Yönetmen koltuğunda Murat Fıratoğlu oturuyor. Aynı zamanda senaryoyu da yazmış. Oyuncu kadrosuysa alıştığımız gibi değil. Profesyonel oyuncular yerine, gerçek köylüler ve Murat Fıratoğlu’nun akrabaları var.
Film, tarım işçisi Eyüp’ün hikâyesini anlatıyor. İzmir’de geçinemeyince ailesiyle memleketi Siverek’e dönüyor. Domates kurutma işine giriyor ama parasını alamıyor.

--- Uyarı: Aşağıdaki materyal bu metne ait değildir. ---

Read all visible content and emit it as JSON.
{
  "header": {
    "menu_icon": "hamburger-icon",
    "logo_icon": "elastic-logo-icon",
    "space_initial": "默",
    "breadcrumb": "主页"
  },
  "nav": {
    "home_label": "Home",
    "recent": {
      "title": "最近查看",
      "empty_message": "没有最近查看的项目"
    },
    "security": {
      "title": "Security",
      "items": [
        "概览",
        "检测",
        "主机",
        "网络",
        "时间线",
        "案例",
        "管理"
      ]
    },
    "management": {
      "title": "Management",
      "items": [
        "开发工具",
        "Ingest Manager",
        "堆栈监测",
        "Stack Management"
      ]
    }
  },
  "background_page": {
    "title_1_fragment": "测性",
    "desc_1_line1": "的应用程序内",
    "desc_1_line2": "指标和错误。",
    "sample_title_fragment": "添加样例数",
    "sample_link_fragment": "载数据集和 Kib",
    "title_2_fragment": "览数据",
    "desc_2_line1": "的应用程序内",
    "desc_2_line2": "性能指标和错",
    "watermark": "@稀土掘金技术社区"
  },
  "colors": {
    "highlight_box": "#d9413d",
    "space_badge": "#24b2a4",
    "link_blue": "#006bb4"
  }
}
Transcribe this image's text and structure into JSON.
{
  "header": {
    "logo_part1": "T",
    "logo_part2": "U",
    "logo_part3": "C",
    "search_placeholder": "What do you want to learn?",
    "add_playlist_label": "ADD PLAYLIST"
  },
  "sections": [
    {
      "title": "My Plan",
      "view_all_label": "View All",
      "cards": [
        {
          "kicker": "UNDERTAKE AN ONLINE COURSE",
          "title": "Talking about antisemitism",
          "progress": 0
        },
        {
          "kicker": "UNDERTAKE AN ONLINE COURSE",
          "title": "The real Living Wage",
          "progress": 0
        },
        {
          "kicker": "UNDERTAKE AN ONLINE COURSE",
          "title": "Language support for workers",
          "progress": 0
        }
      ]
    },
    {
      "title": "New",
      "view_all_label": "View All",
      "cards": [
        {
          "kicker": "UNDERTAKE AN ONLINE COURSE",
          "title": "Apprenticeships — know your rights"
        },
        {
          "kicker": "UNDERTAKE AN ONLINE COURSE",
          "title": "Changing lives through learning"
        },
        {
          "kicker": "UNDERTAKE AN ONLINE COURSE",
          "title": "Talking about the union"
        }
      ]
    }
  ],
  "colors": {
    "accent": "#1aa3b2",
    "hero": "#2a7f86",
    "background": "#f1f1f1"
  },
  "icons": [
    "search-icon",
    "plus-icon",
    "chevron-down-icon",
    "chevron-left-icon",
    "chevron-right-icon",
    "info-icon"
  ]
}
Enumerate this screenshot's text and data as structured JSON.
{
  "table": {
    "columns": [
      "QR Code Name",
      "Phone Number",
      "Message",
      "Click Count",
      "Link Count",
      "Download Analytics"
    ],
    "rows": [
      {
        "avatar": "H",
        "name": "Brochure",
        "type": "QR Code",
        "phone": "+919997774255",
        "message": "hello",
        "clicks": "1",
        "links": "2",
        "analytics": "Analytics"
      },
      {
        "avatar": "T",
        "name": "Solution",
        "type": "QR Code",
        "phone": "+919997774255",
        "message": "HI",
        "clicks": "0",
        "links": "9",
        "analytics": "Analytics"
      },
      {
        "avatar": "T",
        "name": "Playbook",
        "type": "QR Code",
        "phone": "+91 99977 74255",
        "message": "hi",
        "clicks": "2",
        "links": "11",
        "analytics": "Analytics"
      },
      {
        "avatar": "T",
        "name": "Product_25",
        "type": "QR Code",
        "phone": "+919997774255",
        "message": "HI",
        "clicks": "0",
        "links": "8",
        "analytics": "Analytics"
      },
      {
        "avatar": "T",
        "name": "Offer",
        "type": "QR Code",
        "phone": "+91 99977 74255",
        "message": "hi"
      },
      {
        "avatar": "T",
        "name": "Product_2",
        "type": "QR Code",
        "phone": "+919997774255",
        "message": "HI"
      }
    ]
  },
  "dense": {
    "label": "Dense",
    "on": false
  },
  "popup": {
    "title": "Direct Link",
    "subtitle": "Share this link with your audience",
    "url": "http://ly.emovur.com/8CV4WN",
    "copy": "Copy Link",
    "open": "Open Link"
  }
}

Eyüp bir yandan çaresizlikle uğraşıyor, bir yandan da içine attığı öfkeyle. Bir gün eline bir silah geçiyor. Patronu Hemme’yi vuracak mı, vurmayacak mı derken… Hikâye halaya bağlanıyor. Evet, evet halaya...

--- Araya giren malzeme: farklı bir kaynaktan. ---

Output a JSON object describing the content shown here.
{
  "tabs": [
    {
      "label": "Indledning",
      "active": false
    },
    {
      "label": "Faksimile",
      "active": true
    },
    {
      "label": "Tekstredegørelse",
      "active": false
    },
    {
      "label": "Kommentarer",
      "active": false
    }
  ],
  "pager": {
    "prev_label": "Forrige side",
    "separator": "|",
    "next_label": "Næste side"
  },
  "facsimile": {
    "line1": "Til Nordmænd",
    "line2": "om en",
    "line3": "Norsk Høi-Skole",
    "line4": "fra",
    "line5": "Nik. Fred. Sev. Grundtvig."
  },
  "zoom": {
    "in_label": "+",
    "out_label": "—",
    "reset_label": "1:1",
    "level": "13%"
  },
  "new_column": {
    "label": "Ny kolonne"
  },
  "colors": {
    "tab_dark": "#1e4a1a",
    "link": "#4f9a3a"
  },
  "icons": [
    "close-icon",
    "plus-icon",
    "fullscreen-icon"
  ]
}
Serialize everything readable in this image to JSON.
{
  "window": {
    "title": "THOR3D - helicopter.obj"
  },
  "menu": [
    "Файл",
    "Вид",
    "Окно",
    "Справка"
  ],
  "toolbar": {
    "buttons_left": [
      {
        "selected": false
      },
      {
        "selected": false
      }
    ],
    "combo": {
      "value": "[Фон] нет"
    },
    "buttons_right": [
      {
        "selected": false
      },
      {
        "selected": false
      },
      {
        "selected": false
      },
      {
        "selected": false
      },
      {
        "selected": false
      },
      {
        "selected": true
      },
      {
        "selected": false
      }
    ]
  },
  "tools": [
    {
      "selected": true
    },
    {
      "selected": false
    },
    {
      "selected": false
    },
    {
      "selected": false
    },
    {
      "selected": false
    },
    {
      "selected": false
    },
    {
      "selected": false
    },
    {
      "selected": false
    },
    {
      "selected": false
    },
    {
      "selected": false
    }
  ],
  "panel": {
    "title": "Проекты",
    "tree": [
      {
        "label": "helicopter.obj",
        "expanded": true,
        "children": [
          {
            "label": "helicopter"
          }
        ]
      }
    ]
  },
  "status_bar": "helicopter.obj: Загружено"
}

Silahın gölgesinde geçen gün, bir anda Eyüp ve Hemme’nin karşılıklı dansına dönüşüyor. Film, tam da bu beklenmedik sonla herkeste iz bırakıyor zaten.
Sade anlatımı ve içtenliğiyle öne çıktı. Venedik Film Festivali’nde jüri özel ödülünü aldı. Adana Altın Koza’da “En İyi Film” seçildi. Şimdi de Oscar için yarışacak.
Hollywood’a varır mı bilinmez. Ama bu film şunu açıkça söylüyor; “Biz de buradayız. Ve anlatacak çok hikâyemiz var.”
EN YAPAYINDAN…
Türkiye’de vizyona giren “Gerçek Ötesi”, yapay zekâ tarafından üretilmiş ilk uzun metrajlı film. Tamamı algoritmalarla hazırlandı. Senaryosu, görüntüleri, sesi, müziği hatta oyuncuları…
Yönetmen koltuğunda Alkan Avcıoğlu var. Ama filmin neredeyse tamamen yapay zekâ hazırlamış. Senaryo kısmında eşi Gizem Avcıoğlu’nun da katkısı var.

Film, gerçekliğin ne kadar gerçek olduğunu sorguluyor. Simülasyon gibi bir dünya kuruyor. İzleyen herkes ister istemez kendini de sorguluyor.
Yaklaşık 1 saat 42 dakika sürüyor. 15 ayda tamamlanmış. Yapay zekâ 55 saatlik görüntü üretmiş. En uygunu seçilip film yapılmış.
Avcıoğlu, bu filmle yeni bir anlatım dili aradıklarını söylüyor. Klişe belgesel anlatılarının dışına çıkmak istediklerini belirtmiş.
İzleyenin kafasını karıştıran, görsel olarak oldukça farklı, hikaye olarak da zorlayıcı. Amma velakin şöyle bir gerçek var ki… Bu iş, sinema tarihinde yeni bir dönemin kapısını aralıyor.
ZARFLAR AÇILIYOR…
Netflix’in yeni dizisi “Geleceğe Mektuplar”, 23 Temmuz’da vizyona giriyor. Fragmanını izledim ve işin Aslı astarı, bu mektuplardan ne çıkacak çok merak ediyorum.

Hikâye 2003’te yazılan mektuplarla başlıyor. Tam yirmi yıl sonra, yani 2023’te sahiplerine ulaşıyor. Geçmiş unutulmuşken, eski defterler tekrar açılıyor. Kimini sarsıyor, kimini darmadağın ediyor.
Hatırlar mısınız bilmiyorum, yıllar önce PTT böyle bir kampanya yapmıştı. Mektubu yazıyordun, geleceğe yolluyordun. Beklide dizide en sevdiğim şey, bu fikrin tekrar gündeme gelmesi oldu. Hem nostaljik, hem de yaratıcı.
Oyuncu kadrosu da sağlam… Gökçe Bahadır’ı tekrar görmek beni sevindirdi. Uzun süredir yoktu. Severek izlediğim bir oyuncu. Onur Tuna da öyle… Gökçe’yle iyi ikili olacaklarını düşünüyorum.
Fragmandan gördüğüm kadarı ile çekimler güzel. Hikâye de merak uyandırıyor. Ama benim için bu projedeki en önemli şey… O mektuplar neyi ortaya çıkaracak? Hangi sırları? Hangi kapanmış defterleri açacak?
Çünkü bu tarz hikâyelerde artık çok şaşırmıyoruz. Umudum, bu dizide sıra dışı bir durumla karşılaşırız. Eğer o mektupların içinden bizi gerçekten şaşırtacak bir şey çıkartırlarsa, işte o zaman “Geleceğe Mektuplar” çok ses getirir.